Вразрез со всеми упомянутыми недоразумениями в Сенате голосовали в пользу подготовки очередного обоза и приняли определенные новые меры по обеспечению ему благоприятной перспективы. В 1743 году из Коммерц-коллегии в Сенат поступило сообщение о том, что иноземные купцы в Санкт-Петербурге морским и наземным транспортом регулярно ввозят из-за границы крупные партии китайского (и индийского) шелка, аниса, медной утвари, сургуча, фарфора и других товаров. Тем самым они наносят «большой ущерб» торговле обозами. В коллегии потребовали издать сенатский указ о запрете такой торговли под страхом конфискации контрабандного товара. Сначала сенаторы проявили определенную воздержанность. 23 сентября 1743 года они распорядились, чтобы весь китайский дамаст и свистун (тоже сорт шелковой ткани), уже ввезенный на территорию России, обложили налогом и переправили ко двору. Впредь ввоз таких тканей категорически запрещался через все без исключения российские порты. Полтора месяца спустя распоряжением Сената в список запрещенных к ввозу в Россию товаров добавили весь товарный китайский шелк, а также лакированную утварь. Все распоряжения опубликовали и довели до заинтересованных лиц на французском и немецком, а также на русском языках. 5 декабря вышел последний и самый содержательный указ. Вводился запрет на ввоз в Россию всех китайских шелковых изделий, названия многих из которых указаны конкретно, а остальные упомянуты в общей категории, и всех тех предметов, что перечислялись в сентябрьском указе. Всю контрабанду приказано изымать в пользу государства, а нарушителей указов предписывалось штрафовать «безо всякой жалости». Таможенников пограничных областей (Малороссии, Лифляндии, Истляндии и Финляндии) тщательно проинструктировали обратить особое внимание на указанные предметы.

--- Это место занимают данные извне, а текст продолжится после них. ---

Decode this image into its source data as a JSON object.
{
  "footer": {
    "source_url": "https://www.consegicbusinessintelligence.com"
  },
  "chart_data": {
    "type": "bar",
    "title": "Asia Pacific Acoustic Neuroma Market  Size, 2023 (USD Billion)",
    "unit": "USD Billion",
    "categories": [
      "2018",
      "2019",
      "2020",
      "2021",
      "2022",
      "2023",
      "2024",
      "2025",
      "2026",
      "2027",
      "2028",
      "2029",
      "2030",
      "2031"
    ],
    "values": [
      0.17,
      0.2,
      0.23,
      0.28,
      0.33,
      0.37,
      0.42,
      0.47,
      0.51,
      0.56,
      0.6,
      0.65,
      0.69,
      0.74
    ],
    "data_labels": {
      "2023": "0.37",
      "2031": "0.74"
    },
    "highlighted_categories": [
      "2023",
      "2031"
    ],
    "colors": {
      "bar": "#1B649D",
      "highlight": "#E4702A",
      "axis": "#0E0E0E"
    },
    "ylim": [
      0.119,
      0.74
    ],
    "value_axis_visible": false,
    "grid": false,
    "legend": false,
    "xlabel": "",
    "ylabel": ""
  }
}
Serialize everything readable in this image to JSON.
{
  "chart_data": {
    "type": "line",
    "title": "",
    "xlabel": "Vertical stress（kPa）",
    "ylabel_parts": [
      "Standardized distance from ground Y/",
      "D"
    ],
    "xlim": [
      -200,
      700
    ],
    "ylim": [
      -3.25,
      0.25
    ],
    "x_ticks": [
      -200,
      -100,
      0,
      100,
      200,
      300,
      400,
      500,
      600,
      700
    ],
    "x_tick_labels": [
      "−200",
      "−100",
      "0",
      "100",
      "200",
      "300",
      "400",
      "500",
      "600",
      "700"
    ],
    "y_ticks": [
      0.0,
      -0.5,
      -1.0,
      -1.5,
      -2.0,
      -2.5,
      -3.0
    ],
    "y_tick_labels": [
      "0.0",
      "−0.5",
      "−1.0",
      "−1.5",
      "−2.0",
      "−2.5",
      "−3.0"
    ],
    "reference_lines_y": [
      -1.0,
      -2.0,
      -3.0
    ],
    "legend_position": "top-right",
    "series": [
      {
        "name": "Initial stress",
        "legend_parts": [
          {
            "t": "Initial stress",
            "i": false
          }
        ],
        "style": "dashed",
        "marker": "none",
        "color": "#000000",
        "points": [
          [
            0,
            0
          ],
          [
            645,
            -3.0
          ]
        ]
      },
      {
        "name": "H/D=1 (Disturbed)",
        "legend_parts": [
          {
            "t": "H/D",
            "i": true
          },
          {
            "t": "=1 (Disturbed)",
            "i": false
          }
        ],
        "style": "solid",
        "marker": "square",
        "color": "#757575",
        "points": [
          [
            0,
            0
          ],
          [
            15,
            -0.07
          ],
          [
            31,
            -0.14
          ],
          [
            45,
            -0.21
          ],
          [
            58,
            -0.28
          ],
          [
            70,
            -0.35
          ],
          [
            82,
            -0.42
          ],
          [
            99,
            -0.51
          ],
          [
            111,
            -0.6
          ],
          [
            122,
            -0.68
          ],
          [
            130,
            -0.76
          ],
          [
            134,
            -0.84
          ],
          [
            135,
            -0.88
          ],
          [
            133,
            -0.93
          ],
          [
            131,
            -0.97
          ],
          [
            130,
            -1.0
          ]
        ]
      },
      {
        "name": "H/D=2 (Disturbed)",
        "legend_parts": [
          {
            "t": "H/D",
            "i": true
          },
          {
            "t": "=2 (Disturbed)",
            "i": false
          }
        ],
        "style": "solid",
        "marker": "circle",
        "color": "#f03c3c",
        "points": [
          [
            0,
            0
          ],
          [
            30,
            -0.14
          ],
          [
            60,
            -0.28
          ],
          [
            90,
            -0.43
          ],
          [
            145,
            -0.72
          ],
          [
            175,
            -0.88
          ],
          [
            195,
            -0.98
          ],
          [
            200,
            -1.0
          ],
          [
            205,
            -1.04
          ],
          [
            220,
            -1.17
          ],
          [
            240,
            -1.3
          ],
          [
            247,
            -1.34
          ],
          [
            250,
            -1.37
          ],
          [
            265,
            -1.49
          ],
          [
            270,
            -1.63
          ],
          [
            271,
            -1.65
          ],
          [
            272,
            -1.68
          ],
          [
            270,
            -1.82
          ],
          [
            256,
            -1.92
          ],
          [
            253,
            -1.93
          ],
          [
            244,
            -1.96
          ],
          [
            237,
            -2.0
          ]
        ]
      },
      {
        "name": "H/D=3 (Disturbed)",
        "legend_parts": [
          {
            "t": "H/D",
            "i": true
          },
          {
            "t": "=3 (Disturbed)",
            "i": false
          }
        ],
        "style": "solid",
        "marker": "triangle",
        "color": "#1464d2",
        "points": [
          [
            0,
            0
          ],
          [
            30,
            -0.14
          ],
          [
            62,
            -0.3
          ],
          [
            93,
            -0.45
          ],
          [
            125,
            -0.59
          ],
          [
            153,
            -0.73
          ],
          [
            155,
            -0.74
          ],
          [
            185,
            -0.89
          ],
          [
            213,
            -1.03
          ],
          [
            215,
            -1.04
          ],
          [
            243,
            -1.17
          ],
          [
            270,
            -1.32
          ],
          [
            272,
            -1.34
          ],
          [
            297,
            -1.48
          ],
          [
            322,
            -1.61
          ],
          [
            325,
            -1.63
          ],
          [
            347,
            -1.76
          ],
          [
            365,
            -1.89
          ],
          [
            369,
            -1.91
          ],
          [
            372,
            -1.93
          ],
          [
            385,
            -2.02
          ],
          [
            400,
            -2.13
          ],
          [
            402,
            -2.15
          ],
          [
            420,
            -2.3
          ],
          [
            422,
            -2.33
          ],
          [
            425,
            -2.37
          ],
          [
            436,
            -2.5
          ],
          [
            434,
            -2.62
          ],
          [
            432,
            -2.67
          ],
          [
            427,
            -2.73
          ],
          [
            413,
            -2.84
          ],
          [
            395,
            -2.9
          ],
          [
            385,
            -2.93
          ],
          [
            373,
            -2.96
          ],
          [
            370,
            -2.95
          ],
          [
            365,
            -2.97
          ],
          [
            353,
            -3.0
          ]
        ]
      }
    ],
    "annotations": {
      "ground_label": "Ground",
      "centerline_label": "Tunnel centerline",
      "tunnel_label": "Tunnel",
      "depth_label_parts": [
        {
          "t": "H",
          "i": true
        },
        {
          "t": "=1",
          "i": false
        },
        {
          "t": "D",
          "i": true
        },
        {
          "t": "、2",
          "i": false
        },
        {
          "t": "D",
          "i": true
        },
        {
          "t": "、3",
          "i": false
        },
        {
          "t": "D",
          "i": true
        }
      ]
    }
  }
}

На востоке России вернулись к подзабытой кампании по надежному прикрытию монгольской границы. По настоянию Сибирского приказа и Коллегии иностранных дел 11 января 1744 года в Сенате предусмотрели возведение брустверов и рвов, а в лесах между реками Чикой и Селенга, считавшимися единственными официальными путями передвижения вглубь от границы, еще и завалов с частоколами. Притом что непосредственной причиной такой меры считалась контрабанда ревеня (купец Свиньин, недавно получивший исключительное право на поставку ревеня, подал свой первый запрос), результат от ее введения состоял в пресечении любой контрабанды из Китая или Монголии.

В августе того же года в Сенате ввели в обращение новые печати, которые полагалось прилагать не к бумаге, а к мягкому сургучу, чтобы помечать все товары, проходящие через Сибирь в обоих направлениях, на таможнях Кяхты, Верхотурья, Нерчинска и Ямышева.

На фоне ухудшающихся отношений с китайцами и наглядных свидетельств одновременно официального и преступного соперничества вокруг доставляемых обозами в Санкт-Петербург товаров асессора Герасима Кирилловича Лебратовского в марте 1744 года назначили руководителем очередного обоза. Практически через год он сообщил руководству таможенной службы о готовности его обоза пересечь границу, но почта в России работала медленно, и Кяхту он покинул только 25 августа 1745 года.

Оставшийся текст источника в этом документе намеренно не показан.